Overview
This lecture covers the use of block design in experimental research to control for unwanted variability and biases, ensuring more reliable and reproducible results.
Block Design in Experimental Research
- Block design divides a large experiment into smaller, manageable sub-experiments called blocks.
- Each block includes all experimental conditions but with fewer replications.
- Blocks can be based on factors like cage, room, building, location, day, time, age, batch, or personnel.
- Within each block, experimental variation is minimized as much as possible.
Reasons for Blocking
- Blocking accounts for unwanted variation that could bias experimental results.
- It helps attribute observed differences to treatments rather than to uncontrolled environmental factors.
- Statistical analysis can include a variable for blocks to control for block-specific effects.
Examples of Blocking
- Animal studies may block by cage to control for environmental differences, like temperature or sunlight.
- Human studies may block by school, class, or socioeconomic status to control for group-specific influences.
Steps for Effective Blocking
- Identify all potential sources of variability relevant to the experiment.
- Consult other scientists and review literature to avoid overlooking important sources.

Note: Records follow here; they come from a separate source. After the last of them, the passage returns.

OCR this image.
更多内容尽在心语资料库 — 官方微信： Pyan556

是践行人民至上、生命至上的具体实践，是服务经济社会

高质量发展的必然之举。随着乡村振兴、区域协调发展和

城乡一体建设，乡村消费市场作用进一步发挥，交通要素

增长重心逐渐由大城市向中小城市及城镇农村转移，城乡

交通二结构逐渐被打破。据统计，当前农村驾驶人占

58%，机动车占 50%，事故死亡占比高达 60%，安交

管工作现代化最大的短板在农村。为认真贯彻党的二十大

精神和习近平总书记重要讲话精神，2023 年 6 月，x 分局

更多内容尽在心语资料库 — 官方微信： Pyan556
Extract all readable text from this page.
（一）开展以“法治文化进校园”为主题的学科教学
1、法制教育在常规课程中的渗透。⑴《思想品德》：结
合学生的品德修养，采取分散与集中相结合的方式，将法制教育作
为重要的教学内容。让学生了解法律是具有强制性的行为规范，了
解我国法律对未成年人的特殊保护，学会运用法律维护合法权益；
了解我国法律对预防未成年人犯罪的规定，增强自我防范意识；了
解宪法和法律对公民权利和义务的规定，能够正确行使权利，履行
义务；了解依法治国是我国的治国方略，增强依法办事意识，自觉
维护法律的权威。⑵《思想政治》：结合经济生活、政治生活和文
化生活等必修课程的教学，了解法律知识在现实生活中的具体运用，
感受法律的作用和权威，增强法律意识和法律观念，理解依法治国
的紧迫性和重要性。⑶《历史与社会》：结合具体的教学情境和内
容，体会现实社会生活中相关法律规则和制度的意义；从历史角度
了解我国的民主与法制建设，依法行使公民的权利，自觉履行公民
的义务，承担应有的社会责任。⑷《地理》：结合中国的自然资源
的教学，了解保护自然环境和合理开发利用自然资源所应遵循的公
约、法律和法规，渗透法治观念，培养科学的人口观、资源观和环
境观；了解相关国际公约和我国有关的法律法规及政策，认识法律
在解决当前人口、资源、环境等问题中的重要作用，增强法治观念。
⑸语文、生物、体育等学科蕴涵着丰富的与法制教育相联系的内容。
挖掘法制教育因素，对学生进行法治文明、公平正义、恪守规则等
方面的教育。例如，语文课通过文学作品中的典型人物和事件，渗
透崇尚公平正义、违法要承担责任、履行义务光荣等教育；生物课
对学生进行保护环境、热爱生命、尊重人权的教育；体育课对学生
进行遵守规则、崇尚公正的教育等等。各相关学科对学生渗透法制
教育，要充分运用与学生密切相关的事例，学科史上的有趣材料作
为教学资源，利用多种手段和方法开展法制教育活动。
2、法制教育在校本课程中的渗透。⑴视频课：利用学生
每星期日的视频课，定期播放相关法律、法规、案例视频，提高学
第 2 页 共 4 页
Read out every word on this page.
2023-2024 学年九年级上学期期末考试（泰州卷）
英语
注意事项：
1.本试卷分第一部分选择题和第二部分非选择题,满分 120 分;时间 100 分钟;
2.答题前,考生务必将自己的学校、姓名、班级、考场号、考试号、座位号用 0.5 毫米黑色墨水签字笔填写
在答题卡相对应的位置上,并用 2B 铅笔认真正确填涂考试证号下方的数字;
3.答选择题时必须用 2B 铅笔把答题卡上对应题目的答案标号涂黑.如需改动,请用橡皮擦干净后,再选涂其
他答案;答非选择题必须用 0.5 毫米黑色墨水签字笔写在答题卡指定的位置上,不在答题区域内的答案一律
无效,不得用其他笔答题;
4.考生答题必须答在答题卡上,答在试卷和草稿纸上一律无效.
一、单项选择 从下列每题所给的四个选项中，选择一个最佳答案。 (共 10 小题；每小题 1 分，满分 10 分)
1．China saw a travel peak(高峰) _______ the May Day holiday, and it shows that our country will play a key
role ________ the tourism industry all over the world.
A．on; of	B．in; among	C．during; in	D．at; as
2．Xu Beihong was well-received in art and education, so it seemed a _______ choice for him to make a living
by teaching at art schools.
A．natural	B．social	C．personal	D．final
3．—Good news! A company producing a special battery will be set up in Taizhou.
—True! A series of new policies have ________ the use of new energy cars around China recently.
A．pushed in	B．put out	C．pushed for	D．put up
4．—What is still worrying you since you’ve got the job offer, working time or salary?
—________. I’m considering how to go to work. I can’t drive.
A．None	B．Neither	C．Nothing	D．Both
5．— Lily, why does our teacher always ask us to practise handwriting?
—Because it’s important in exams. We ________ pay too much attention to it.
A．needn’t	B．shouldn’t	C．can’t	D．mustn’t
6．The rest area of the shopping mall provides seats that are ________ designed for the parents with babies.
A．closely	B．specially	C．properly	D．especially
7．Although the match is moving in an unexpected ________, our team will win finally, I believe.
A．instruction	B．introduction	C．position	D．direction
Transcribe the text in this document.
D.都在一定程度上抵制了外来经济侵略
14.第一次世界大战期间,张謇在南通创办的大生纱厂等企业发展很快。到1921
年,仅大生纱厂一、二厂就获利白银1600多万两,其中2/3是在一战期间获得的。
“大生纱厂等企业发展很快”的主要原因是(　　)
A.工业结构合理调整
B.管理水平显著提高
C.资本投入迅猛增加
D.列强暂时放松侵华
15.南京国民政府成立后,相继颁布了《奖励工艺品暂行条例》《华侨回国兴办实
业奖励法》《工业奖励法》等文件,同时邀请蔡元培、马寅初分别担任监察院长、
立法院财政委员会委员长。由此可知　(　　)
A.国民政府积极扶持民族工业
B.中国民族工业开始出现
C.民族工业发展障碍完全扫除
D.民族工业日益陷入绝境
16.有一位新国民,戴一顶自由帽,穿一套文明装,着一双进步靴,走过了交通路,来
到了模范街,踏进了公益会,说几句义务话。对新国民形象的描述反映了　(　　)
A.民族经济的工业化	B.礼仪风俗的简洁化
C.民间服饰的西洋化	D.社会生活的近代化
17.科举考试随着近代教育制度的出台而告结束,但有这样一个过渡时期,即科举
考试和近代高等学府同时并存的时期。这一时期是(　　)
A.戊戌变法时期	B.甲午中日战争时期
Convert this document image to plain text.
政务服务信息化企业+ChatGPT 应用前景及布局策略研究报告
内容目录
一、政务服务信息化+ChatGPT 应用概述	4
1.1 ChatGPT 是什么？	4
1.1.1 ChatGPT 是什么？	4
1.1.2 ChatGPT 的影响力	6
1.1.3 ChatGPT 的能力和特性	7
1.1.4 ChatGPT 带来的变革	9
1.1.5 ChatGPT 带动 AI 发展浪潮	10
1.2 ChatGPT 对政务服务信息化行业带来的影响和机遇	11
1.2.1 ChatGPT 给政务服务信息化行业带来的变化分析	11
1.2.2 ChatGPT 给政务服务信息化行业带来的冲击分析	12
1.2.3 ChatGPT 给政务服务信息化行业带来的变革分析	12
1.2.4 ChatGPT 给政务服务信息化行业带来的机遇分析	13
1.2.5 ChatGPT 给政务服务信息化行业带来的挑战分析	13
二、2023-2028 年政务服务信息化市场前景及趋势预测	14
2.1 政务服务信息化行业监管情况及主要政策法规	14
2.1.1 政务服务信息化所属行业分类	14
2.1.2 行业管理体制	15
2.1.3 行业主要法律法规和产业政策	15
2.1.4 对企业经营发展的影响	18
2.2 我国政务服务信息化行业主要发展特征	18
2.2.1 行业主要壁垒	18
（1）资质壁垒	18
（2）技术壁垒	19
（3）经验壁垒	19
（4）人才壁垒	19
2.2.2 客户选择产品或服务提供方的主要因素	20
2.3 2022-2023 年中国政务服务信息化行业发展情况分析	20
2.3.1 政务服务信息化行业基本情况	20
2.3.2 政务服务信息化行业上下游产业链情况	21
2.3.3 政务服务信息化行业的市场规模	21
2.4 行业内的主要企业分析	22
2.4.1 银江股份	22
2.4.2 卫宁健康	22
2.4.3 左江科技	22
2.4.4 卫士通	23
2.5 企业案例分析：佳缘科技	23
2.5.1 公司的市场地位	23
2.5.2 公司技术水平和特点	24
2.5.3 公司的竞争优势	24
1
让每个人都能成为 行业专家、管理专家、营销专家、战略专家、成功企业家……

- Classify sources of variability that may bias results.
- Assign subjects and interventions evenly across blocks to ensure balance.
Importance and Limitations
- Blocking cannot eliminate all sources of bias but helps reduce it for those that can be controlled.
- Proper blocking increases the reproducibility and reliability of research findings.
Key Terms & Definitions
- Block Design — A method dividing an experiment into smaller sub-experiments (blocks) to manage and control variability.
- Bias — Systematic error or deviation from the true effect due to uncontrolled variables.
- Confounder — An outside factor that can influence the outcome and lead to incorrect conclusions if not controlled.
Action Items / Next Steps
- Identify potential sources of variability for your own experiments.
- Review relevant literature and seek input from colleagues about possible biases.
- Plan experimental blocks and allocate subjects and treatments evenly.